Les pianistes et la scène

Glenn Gould jugeait qu’elle était un « sport sanguinaire », Horowitz la craignait au point de s’en tenir éloigné pendant de longues périodes, Rubinstein s’y sentait à l’aise comme dans son propre salon. Les rapports qu’entretiennent les pianistes avec la scène sont complexes. Trois d’entre eux nous donnent leur point de vue.

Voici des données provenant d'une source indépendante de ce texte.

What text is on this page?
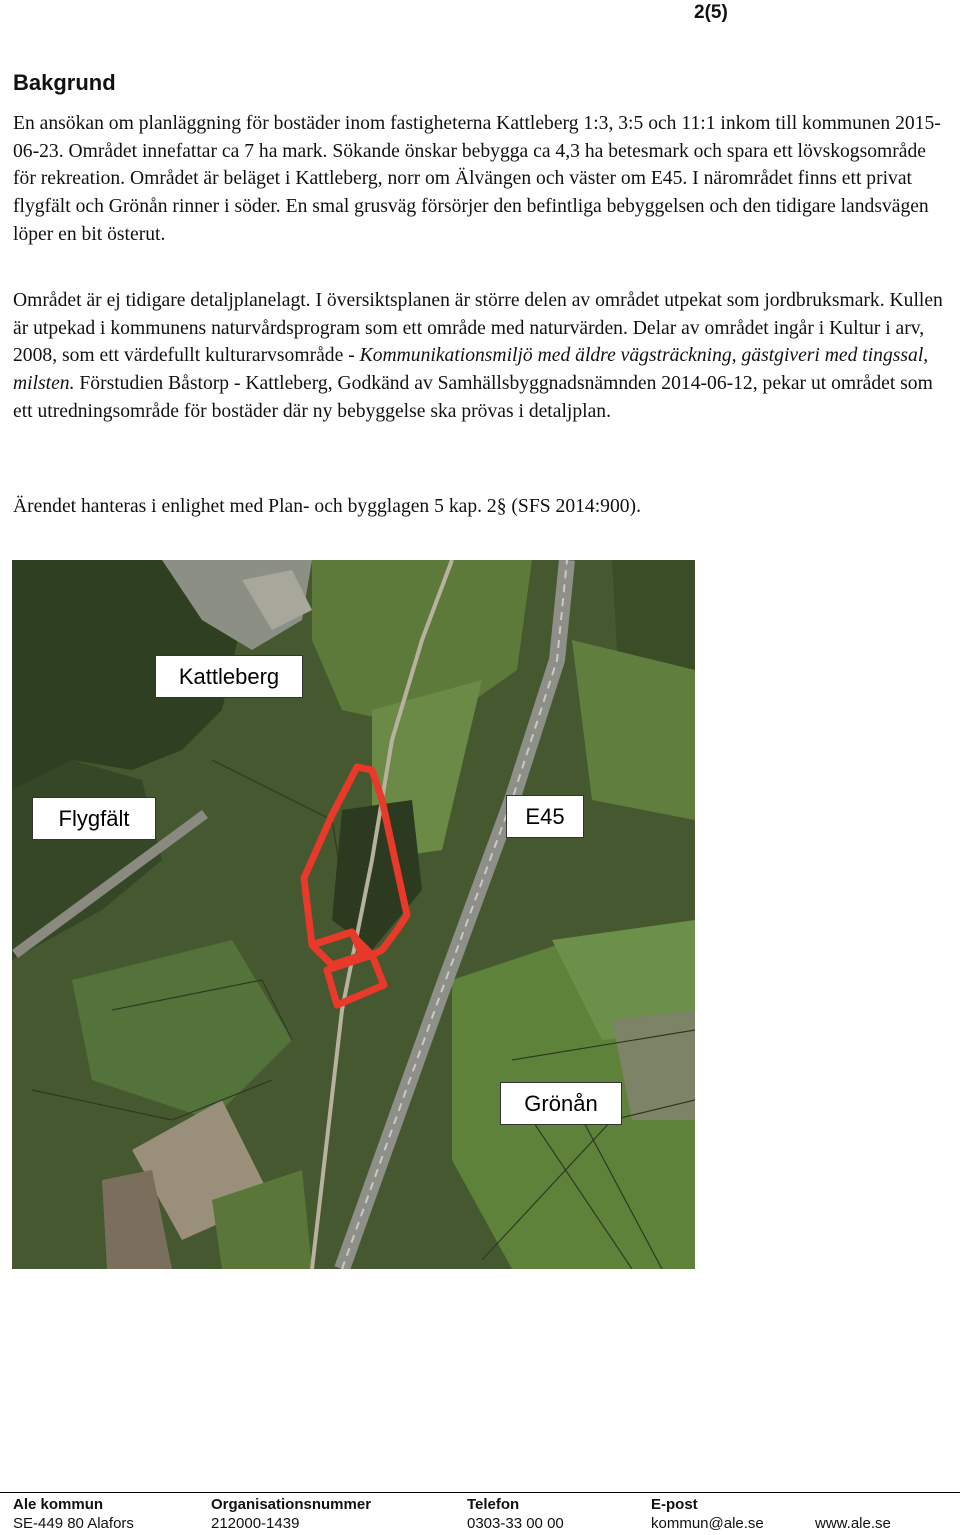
2(5)
Bakgrund

En ansökan om planläggning för bostäder inom fastigheterna Kattleberg 1:3, 3:5 och 11:1 inkom till kommunen 2015-06-23. Området innefattar ca 7 ha mark. Sökande önskar bebygga ca 4,3 ha betesmark och spara ett lövskogsområde för rekreation. Området är beläget i Kattleberg, norr om Älvängen och väster om E45. I närområdet finns ett privat flygfält och Grönån rinner i söder. En smal grusväg försörjer den befintliga bebyggelsen och den tidigare landsvägen löper en bit österut.

Området är ej tidigare detaljplanelagt. I översiktsplanen är större delen av området utpekat som jordbruksmark. Kullen är utpekad i kommunens naturvårdsprogram som ett område med naturvärden. Delar av området ingår i Kultur i arv, 2008, som ett värdefullt kulturarvsområde - Kommunikationsmiljö med äldre vägsträckning, gästgiveri med tingssal, milsten. Förstudien Båstorp - Kattleberg, Godkänd av Samhällsbyggnadsnämnden 2014-06-12, pekar ut området som ett utredningsområde för bostäder där ny bebyggelse ska prövas i detaljplan.

Ärendet hanteras i enlighet med Plan- och bygglagen 5 kap. 2§ (SFS 2014:900).

Kattleberg
Flygfält	E45
Grönån
Ale kommun
SE-449 80 Alafors
Organisationsnummer
212000-1439
Telefon
0303-33 00 00
E-post
kommun@ale.se	www.ale.se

D’un extrême à l’autre, les pianistes entretiennent avec la scène un rapport étroit et bien particulier. Etroit parce que, comme pour tout musicien, la scène est pour les pianistes un passage obligé, l’endroit “où les choses se passent”, précisément, avec le plaisir extrême qu’il peut y avoir à partager une émotion commune avec un public, mais aussi les craintes et aléas que cette situation “de direct” peut engendrer ; particulier parce que les pianistes sont les seuls ou presque à se trouver sur scène dans la solitude du récital. C’est que cette situation très étrange et profondément inéquitable – l’un seul d’un côté (le soliste), les autres en nombre de l’autre (le public, cette masse indistincte) –, si elle est à n’en pas douter stimulante, ne va pas forcément de soi pour tous. Le cas le plus célèbre est sans doute celui de Glenn Gould qui érigea au rang d’une philosophie le refus de jouer en public. Sans aller jusqu’à cet extrême (heureusement pour nous !), les anecdotes qui jalonnent l’histoire du piano (pianistes connus pour annuler leurs concerts au dernier moment, rituels avant l’entrée en scène, crises de trac…), le refus même de certains pianistes, à l’heure actuelle, d’être seuls en scène, laissent à penser que le statut de soliste est parfois lourd à porter et que le concert est un moment tout à fait particulier que chaque pianiste apprivoise à sa façon.